He says children are at higher risk, as are pregnant women.
But Ali says even healthy people should be careful. He recommends not running or exerting yourself outside.
"You know, when you exert, you breathe almost double, or maybe get a 1.5 times of your normal breathing rate. And in this way, you will breathe more polluted air inside, and that will be more harmful," he says.
The fine particles in wildfire smoke are smaller than a human hair and can penetrate into the sensitive tissue deep in our lungs. And from there, explains Jesse Berman, an environmental epidemiologist at the University of Minnesota, they can make it into our bloodstream and get circulated around our bodies.
"So it's not as though people are just being affected with their breathing — these particles get into the body and they can affect your cardiovascular system. They can affect neurological systems. They can affect your kidney system. They can really have effects all across your body," says Berman.
That's especially concerning because Minnesota is experiencing more smoky days because of wildfires — in Canada, out west and at home.
Between 2015 and 2018, the MPCA issued twice as many air quality alerts due to smoke from wildfire smoke than in the previous seven years.

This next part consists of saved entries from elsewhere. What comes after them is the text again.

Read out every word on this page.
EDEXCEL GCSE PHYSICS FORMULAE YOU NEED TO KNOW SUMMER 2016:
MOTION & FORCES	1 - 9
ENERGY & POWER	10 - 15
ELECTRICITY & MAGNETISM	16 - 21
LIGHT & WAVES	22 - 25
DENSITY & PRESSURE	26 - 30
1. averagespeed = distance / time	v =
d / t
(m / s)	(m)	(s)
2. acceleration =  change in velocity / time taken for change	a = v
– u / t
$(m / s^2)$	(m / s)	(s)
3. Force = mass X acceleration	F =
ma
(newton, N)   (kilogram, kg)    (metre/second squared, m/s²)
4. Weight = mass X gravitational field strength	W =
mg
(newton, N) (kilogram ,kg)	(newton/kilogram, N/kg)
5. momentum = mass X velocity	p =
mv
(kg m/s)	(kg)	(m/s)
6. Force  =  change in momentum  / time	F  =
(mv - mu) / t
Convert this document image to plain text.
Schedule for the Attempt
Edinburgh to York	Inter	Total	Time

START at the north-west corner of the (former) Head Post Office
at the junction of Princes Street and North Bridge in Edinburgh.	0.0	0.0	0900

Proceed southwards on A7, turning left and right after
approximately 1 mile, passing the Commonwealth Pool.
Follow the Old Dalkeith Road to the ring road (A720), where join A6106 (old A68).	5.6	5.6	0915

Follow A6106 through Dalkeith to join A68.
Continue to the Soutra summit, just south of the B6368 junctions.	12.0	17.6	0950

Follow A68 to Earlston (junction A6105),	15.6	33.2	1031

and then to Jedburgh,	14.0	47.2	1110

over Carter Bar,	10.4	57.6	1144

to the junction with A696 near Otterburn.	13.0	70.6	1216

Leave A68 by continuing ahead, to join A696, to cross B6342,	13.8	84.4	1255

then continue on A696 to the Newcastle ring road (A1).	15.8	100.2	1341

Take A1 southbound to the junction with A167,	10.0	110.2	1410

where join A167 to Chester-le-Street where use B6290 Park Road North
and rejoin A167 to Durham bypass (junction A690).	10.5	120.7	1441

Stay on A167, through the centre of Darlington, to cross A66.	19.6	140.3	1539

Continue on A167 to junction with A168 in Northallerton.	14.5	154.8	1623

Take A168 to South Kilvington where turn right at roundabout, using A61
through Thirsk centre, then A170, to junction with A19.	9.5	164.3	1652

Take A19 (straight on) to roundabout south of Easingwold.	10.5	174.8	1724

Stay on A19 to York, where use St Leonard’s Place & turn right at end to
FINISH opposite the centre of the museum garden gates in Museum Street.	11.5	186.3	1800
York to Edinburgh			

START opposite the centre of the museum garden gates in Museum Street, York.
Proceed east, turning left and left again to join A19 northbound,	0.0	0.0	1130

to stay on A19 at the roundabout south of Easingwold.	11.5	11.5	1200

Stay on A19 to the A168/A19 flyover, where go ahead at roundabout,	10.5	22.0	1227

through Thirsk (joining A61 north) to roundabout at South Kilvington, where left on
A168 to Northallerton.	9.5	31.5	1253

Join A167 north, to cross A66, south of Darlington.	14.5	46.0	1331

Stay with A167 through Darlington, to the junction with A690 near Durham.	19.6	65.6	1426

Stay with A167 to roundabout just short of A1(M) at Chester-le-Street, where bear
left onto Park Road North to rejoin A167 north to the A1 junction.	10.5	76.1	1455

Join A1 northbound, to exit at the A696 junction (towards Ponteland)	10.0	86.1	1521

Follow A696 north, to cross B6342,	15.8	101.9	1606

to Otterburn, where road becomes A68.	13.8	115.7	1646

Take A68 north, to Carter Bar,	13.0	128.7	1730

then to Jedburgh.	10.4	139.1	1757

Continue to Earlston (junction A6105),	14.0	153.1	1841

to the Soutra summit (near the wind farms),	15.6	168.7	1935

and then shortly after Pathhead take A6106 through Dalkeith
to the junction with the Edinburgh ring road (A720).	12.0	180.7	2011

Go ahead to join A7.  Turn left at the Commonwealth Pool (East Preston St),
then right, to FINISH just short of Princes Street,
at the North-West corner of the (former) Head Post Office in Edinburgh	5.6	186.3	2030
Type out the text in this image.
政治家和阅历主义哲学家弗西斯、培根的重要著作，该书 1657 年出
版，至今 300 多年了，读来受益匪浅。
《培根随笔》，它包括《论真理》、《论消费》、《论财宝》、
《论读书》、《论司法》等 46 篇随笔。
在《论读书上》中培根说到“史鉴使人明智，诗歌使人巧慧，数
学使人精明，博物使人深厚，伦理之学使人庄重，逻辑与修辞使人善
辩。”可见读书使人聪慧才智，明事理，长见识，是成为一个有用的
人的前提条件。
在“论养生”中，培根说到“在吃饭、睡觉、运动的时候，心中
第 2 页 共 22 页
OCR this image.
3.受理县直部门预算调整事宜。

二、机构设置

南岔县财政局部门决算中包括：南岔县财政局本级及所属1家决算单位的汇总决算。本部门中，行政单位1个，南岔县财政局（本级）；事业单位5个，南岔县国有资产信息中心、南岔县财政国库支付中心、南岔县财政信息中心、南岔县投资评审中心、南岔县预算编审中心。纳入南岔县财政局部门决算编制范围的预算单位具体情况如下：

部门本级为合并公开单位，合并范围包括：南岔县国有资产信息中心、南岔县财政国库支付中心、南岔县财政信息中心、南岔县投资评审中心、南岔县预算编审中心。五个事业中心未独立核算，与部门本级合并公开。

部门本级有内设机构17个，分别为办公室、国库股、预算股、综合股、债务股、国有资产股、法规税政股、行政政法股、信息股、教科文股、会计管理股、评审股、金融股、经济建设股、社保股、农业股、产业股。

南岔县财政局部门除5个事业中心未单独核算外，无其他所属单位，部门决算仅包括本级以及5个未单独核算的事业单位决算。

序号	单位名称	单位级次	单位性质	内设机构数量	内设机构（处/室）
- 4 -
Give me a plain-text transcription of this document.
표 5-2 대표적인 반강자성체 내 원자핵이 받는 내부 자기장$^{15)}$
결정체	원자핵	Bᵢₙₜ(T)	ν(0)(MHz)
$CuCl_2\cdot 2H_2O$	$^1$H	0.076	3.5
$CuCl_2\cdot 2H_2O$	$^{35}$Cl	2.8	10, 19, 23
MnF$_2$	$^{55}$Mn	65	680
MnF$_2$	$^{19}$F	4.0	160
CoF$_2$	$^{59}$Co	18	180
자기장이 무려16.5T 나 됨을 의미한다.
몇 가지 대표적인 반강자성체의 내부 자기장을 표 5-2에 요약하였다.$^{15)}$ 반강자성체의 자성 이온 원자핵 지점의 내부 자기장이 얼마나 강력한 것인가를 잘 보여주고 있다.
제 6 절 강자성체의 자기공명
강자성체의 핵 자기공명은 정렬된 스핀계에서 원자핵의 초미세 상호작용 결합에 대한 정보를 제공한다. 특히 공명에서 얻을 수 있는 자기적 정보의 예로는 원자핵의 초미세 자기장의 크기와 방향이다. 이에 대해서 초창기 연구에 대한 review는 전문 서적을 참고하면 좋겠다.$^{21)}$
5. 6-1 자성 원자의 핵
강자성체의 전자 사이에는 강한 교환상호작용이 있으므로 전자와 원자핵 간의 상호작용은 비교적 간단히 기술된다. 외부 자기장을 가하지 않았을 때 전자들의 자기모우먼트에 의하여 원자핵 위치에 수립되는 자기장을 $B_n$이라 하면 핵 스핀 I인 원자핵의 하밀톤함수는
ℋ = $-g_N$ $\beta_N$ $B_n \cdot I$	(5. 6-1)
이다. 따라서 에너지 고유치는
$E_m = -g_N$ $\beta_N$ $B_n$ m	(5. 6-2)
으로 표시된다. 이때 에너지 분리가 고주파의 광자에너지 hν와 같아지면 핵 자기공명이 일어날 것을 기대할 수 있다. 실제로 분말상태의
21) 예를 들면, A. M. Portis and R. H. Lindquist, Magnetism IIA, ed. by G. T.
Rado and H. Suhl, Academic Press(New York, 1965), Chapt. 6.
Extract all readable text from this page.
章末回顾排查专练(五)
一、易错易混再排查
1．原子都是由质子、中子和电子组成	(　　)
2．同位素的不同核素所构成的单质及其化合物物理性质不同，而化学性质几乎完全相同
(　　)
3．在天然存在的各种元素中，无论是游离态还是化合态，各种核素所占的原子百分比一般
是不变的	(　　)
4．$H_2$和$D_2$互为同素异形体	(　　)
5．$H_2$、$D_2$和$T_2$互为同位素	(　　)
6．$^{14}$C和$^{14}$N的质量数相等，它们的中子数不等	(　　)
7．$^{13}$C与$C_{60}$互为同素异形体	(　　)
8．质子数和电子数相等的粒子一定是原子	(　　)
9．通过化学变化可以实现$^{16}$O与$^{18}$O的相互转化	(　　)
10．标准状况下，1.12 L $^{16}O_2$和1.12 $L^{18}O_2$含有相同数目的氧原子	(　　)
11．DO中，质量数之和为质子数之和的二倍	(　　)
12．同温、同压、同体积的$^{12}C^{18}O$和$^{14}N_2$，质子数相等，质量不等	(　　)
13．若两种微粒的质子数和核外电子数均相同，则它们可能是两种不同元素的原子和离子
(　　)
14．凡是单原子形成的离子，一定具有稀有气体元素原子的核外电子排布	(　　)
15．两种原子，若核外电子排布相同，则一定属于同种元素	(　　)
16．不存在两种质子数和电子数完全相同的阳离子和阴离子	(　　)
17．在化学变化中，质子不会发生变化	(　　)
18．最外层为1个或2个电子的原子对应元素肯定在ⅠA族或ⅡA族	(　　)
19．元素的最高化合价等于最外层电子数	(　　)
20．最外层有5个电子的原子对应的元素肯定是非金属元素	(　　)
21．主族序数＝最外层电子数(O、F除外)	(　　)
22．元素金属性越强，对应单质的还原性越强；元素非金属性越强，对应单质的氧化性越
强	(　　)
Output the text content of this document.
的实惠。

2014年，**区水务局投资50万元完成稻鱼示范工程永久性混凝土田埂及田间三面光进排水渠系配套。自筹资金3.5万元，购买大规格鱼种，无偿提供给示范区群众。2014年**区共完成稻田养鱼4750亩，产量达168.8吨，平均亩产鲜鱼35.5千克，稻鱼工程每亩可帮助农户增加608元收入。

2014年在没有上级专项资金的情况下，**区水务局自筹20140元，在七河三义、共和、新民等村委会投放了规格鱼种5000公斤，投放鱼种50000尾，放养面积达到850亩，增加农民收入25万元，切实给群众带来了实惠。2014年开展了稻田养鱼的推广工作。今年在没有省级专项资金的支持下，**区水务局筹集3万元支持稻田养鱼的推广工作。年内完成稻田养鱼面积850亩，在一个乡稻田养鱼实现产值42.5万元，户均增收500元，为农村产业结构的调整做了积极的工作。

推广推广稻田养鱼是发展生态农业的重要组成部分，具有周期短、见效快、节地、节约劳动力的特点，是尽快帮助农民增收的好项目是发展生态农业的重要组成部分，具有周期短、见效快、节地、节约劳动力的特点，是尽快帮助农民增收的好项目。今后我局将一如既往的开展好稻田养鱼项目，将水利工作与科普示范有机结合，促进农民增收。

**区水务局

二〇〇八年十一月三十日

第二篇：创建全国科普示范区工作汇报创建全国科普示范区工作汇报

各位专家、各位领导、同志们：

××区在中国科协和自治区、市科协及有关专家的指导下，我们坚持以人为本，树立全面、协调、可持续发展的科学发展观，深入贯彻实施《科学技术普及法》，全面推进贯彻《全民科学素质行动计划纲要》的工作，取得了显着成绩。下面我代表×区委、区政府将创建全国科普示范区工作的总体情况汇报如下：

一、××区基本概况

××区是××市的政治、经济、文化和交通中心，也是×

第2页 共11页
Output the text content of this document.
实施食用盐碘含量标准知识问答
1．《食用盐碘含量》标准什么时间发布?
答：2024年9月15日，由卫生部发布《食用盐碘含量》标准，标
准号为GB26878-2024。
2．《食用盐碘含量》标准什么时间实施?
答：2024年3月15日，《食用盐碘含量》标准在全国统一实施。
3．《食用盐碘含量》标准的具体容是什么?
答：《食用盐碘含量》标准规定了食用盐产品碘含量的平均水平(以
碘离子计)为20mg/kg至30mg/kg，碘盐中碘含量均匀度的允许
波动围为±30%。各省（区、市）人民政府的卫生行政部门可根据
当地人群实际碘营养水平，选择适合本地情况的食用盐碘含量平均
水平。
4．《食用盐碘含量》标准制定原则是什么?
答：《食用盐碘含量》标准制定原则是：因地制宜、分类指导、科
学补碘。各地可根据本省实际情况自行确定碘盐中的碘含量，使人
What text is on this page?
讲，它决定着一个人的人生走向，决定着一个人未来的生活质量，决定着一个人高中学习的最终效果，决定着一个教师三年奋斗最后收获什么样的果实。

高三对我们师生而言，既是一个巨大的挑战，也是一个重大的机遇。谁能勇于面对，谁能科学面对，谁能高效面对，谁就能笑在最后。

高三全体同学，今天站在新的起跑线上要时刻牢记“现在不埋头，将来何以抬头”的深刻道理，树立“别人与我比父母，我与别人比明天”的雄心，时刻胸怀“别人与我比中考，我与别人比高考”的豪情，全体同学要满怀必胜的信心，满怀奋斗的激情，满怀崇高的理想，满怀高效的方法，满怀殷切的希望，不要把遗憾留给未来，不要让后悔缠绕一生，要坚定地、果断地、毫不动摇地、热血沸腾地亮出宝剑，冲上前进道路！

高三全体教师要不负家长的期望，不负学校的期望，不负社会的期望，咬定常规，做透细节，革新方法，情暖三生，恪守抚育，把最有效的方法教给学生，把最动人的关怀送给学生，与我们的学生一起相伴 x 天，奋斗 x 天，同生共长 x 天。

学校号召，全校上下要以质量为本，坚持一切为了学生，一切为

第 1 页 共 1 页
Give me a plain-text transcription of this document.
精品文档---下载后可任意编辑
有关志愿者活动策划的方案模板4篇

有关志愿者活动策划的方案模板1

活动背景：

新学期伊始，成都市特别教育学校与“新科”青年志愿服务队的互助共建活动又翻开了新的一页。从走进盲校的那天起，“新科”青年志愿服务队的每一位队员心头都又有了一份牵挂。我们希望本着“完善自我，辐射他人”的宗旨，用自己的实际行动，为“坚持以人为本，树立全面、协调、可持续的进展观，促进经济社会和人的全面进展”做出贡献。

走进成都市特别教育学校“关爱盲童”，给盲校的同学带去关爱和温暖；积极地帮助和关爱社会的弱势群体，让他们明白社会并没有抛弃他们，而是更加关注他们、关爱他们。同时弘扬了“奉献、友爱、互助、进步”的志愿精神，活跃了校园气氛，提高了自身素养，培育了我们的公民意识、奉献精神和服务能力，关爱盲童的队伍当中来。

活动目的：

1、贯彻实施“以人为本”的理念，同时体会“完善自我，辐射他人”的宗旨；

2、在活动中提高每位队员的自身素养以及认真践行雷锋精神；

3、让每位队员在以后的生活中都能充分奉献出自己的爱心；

Berman, who studies how extreme weather and air pollution impacts human health, says climate change and drought are fueling bigger and hotter fires that are spewing more smoke high into the atmosphere.
"And the more of these wildfire events that happen, the more likely it's going to be that here in Minnesota, we're going to experience these smoke plumes from events that are happening hundreds, if not sometimes thousands of miles away."
Gov. Tim Walz met with President Joe Biden and Vice President Kamala Harris Friday to talk about the ongoing drought and wildfires. In a statement, Walz said climate change is real, and it's having a direct impact on Minnesotans' lives.